Her hands settle on top of his, fingers curling around his palms. "Just stay, all right? I don't need space or time to myself, I just want you here." Her grip tightens and her voice quiets. "Don't leave me behind just yet."

The Doctor lets out a soft sigh and leans forward, letting his head drop until his forehead is resting against hers. "I've no intention of doing that," he promises.

She presses in a little closer, hesitates, then tilts her chin away and kisses him briefly on the cheek. "Good," she says, pulling back. "You'd have a hell of a time trying to get rid of me, anyway."


He's been selfish with Ace, keeping her by his side for so long. He's deeply fond of every one of his traveling companions, but there are some he finds harder to let go of than others, even when he knows it's well past time.

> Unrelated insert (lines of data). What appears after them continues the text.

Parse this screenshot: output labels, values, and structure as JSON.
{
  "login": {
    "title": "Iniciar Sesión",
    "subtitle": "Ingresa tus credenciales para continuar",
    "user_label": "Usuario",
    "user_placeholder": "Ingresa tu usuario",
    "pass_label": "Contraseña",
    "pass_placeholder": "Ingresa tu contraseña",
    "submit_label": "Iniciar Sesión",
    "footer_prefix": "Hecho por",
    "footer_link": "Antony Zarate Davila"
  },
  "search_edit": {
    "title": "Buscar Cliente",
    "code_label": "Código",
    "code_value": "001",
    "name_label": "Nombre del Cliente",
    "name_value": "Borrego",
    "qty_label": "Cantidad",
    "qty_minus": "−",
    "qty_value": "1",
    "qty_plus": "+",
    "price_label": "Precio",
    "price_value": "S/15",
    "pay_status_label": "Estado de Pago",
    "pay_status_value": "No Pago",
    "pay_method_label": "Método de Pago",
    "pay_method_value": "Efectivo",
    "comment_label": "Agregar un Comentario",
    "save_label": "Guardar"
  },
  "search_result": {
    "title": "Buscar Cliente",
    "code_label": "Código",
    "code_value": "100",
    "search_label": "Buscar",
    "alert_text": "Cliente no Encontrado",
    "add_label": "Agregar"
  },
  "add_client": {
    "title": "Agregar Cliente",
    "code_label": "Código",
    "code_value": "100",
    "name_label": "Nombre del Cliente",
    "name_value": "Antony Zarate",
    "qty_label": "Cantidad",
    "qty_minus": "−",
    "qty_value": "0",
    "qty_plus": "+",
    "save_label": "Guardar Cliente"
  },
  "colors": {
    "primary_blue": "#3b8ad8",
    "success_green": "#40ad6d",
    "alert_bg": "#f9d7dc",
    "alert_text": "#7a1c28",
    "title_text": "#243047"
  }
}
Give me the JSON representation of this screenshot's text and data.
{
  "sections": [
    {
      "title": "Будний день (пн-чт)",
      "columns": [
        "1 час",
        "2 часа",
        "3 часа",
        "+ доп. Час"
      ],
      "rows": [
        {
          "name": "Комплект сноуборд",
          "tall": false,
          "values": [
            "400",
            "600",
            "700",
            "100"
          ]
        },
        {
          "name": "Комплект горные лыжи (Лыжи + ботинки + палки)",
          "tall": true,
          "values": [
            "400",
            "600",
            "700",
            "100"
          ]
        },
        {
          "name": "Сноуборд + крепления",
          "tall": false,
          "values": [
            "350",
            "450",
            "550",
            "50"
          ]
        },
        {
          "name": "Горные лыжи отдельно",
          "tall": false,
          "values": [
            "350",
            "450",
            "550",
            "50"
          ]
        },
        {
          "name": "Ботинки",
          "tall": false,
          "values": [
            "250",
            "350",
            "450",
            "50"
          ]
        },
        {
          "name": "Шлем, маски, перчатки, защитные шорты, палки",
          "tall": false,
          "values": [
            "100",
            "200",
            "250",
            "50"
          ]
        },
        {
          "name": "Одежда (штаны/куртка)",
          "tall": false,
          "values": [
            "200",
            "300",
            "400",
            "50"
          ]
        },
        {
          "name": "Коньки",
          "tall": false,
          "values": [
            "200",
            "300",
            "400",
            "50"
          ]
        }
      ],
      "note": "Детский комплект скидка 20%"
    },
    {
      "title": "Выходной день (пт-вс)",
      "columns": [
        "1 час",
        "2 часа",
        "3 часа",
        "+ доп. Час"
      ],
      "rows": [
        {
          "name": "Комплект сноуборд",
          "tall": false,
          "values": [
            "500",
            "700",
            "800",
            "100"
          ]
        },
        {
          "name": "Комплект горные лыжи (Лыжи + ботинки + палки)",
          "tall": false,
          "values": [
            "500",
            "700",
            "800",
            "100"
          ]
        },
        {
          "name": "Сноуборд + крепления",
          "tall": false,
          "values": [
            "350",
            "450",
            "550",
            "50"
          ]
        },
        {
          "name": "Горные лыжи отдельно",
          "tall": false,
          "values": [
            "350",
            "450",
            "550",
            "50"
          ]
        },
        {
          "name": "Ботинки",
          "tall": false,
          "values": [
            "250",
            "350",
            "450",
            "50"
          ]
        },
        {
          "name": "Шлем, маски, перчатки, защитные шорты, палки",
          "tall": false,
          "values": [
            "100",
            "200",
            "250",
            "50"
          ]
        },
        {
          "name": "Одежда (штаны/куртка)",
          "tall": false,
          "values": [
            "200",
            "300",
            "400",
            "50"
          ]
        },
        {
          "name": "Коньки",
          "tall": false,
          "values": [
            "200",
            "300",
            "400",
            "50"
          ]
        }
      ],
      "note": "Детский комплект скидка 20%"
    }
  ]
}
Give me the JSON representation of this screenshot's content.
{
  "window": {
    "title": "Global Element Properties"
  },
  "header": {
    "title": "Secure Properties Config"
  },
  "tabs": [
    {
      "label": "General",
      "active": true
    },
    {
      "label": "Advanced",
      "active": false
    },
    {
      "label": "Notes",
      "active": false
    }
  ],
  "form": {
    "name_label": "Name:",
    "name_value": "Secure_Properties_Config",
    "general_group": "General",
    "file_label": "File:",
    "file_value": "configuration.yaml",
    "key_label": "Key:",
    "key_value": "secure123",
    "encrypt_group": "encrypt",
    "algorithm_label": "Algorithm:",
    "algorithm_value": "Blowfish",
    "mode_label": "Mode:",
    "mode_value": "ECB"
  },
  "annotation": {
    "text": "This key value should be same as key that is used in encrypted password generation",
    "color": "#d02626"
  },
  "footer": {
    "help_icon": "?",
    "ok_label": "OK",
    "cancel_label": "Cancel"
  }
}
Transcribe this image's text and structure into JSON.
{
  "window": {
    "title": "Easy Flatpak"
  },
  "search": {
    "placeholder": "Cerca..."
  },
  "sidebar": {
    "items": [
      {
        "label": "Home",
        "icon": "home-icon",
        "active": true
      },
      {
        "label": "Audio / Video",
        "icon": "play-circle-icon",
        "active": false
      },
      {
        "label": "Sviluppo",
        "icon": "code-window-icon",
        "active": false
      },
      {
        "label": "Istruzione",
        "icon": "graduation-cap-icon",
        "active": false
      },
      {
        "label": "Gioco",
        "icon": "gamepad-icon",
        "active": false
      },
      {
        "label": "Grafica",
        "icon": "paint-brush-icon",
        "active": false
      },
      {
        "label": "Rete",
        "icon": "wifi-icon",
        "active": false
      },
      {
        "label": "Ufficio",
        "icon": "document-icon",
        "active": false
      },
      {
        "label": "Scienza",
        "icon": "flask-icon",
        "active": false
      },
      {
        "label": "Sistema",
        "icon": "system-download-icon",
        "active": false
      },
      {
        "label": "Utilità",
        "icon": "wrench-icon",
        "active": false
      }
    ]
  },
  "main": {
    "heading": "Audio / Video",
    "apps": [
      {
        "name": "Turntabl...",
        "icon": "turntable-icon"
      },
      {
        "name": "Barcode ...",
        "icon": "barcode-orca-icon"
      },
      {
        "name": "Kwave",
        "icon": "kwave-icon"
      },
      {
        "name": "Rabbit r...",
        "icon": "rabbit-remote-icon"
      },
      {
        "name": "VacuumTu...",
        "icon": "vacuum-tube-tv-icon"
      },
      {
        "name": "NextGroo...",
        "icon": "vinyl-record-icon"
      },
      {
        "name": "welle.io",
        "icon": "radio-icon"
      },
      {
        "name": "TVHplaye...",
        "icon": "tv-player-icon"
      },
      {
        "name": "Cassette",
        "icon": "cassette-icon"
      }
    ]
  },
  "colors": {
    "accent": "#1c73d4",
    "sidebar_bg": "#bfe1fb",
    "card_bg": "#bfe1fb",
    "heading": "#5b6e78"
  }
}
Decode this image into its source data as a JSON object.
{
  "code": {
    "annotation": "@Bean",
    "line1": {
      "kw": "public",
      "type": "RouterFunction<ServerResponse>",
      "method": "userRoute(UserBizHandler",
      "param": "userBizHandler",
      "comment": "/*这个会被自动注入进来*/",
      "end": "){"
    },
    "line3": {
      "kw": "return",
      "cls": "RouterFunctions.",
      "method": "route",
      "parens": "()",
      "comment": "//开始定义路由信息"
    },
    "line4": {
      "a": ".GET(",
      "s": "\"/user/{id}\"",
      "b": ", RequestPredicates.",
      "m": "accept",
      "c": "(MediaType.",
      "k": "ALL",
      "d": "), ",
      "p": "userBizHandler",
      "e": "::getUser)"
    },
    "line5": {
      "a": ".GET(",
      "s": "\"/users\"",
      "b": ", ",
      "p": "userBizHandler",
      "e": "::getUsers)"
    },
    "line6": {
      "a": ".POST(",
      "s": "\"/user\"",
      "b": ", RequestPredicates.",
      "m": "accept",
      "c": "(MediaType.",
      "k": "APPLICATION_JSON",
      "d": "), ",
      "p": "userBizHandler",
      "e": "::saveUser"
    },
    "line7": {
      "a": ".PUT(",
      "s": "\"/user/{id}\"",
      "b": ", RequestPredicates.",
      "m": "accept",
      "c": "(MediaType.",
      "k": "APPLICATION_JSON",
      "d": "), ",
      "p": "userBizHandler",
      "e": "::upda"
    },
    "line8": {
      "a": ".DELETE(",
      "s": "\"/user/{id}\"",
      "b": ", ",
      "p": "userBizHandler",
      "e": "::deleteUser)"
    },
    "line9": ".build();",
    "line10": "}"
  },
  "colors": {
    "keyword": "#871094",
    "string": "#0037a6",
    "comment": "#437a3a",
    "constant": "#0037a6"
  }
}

The long way home, he'd called it when he first opened his doors to her. The scenic route.

But it's been years, now, by any measure of time he cares to use. Ace's old school friend thought she'd aged well, but it wasn't unbelievable to him that she could be in her 30s just as he was. The Doctor can hardly drop her back off right when and where she first vanished, not anymore.

He looks down at Ace, sleeping peacefully with her cheek resting against his shoulder.

He supposes the only thing to do is keep on being selfish.